Department of Teaching, Learning and Teacher Education

 

Date of this Version

2-2-2020

Citation

Scharmann L. C., 2020, "Insights into nature of science and evolution education" Research OUTREACH(112). Available at:

https://researchoutreach.org/articles/insights-nature-science-evolution-education/

Comments

This work is licensed under a Creative Commons Attribution 4.0 International License.

Abstract

While the public misunderstanding of evolution is in part due to religious and political motives, it is also a result of didactic teaching. Dr Lawrence C. Scharmann, Professor of Education at the University of Nebraska-Lincoln, specialises in science teacher education. He has been working with non-major biology and science teacher students developing strategies to enhance the teaching and learning of science theories, and in particular, evolution. Many secondary school students and undergraduates hold a dualistic worldview. This leads them to create dichotomies, albeit false ones, such as right vs wrong and science vs religion. These can obstruct their learning science at a more theoretical level. Professor Scharmann explains that “encouraging students to consider scientific theories as important tools that provide scientists with explanatory power, predictive capacity, and utility (in solving scientific problems) often leads to a revision of their worldview and even to a rejection of previously held false dichotomies.”
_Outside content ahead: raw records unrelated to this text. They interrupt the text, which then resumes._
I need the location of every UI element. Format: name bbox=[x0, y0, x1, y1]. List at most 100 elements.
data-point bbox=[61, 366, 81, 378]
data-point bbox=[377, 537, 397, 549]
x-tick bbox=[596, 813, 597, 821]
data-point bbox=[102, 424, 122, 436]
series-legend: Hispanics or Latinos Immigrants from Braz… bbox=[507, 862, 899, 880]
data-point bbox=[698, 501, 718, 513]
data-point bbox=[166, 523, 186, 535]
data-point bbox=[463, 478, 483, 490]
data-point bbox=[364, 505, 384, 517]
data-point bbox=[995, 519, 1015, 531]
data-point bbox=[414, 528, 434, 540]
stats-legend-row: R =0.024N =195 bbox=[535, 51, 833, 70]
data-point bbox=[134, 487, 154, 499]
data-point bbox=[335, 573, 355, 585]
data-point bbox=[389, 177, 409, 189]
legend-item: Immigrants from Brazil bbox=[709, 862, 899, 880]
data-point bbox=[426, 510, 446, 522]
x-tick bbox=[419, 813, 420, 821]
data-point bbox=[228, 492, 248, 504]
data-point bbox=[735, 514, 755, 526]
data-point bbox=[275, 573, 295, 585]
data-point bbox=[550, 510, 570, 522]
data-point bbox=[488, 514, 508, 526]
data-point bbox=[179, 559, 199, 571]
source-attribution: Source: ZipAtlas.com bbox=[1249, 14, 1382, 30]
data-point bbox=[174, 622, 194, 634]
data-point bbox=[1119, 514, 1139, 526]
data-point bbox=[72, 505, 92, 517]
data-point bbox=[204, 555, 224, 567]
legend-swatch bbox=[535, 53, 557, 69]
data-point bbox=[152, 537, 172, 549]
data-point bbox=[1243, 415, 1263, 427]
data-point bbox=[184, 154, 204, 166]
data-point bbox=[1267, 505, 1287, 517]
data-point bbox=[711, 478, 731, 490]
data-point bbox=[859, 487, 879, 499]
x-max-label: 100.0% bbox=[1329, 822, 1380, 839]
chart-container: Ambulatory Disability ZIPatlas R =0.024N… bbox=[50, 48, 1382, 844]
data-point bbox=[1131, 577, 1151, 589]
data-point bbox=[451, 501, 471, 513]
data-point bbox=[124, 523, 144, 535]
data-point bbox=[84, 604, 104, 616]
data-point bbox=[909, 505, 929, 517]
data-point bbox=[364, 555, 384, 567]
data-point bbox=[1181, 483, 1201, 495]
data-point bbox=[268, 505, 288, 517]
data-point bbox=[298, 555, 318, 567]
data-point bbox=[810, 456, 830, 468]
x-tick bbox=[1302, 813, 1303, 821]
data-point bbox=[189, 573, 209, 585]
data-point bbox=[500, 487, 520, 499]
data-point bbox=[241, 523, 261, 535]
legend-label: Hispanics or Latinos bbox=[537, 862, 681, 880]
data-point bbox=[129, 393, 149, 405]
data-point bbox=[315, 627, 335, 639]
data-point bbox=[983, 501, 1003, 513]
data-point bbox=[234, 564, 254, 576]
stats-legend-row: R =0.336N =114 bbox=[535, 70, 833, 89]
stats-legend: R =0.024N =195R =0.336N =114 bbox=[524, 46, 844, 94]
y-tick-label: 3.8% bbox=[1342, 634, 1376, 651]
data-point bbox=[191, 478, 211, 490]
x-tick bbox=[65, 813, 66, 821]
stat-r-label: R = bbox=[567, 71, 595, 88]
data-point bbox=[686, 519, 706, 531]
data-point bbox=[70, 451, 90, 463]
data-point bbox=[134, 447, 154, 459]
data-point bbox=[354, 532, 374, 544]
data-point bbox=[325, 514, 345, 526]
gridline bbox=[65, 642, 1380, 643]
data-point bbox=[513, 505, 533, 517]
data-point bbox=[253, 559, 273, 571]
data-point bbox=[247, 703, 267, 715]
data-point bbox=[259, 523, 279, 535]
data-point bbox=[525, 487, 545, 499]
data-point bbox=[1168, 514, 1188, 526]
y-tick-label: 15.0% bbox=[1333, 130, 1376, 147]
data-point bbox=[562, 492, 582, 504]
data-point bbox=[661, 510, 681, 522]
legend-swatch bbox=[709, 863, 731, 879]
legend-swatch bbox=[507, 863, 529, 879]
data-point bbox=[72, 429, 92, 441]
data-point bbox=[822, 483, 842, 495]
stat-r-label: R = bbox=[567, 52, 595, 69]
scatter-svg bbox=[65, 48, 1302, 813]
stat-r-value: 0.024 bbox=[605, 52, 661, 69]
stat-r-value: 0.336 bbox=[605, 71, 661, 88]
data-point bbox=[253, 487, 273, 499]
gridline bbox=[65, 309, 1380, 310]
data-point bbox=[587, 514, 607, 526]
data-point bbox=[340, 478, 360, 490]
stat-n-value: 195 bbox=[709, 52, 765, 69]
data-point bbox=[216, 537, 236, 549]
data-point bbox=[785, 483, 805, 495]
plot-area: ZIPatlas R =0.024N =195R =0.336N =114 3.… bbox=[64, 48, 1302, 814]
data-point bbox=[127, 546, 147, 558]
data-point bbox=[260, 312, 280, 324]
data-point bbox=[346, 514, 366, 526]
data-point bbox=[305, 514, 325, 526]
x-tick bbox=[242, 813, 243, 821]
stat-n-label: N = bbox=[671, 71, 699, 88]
In an analysis of his work dating from 1985, Professor Scharmann examines the changes in evolution teaching. Based on his own personal experiences, as well as researchinformed practices, he believes that evolution education depends on the effective teaching of nature of science (NOS) before introducing evolution to students. NOS involves recognising that scientific knowledge is based on assumptions and science is underpinned by various levels of uncertainty together with biases and a variety of social aspects.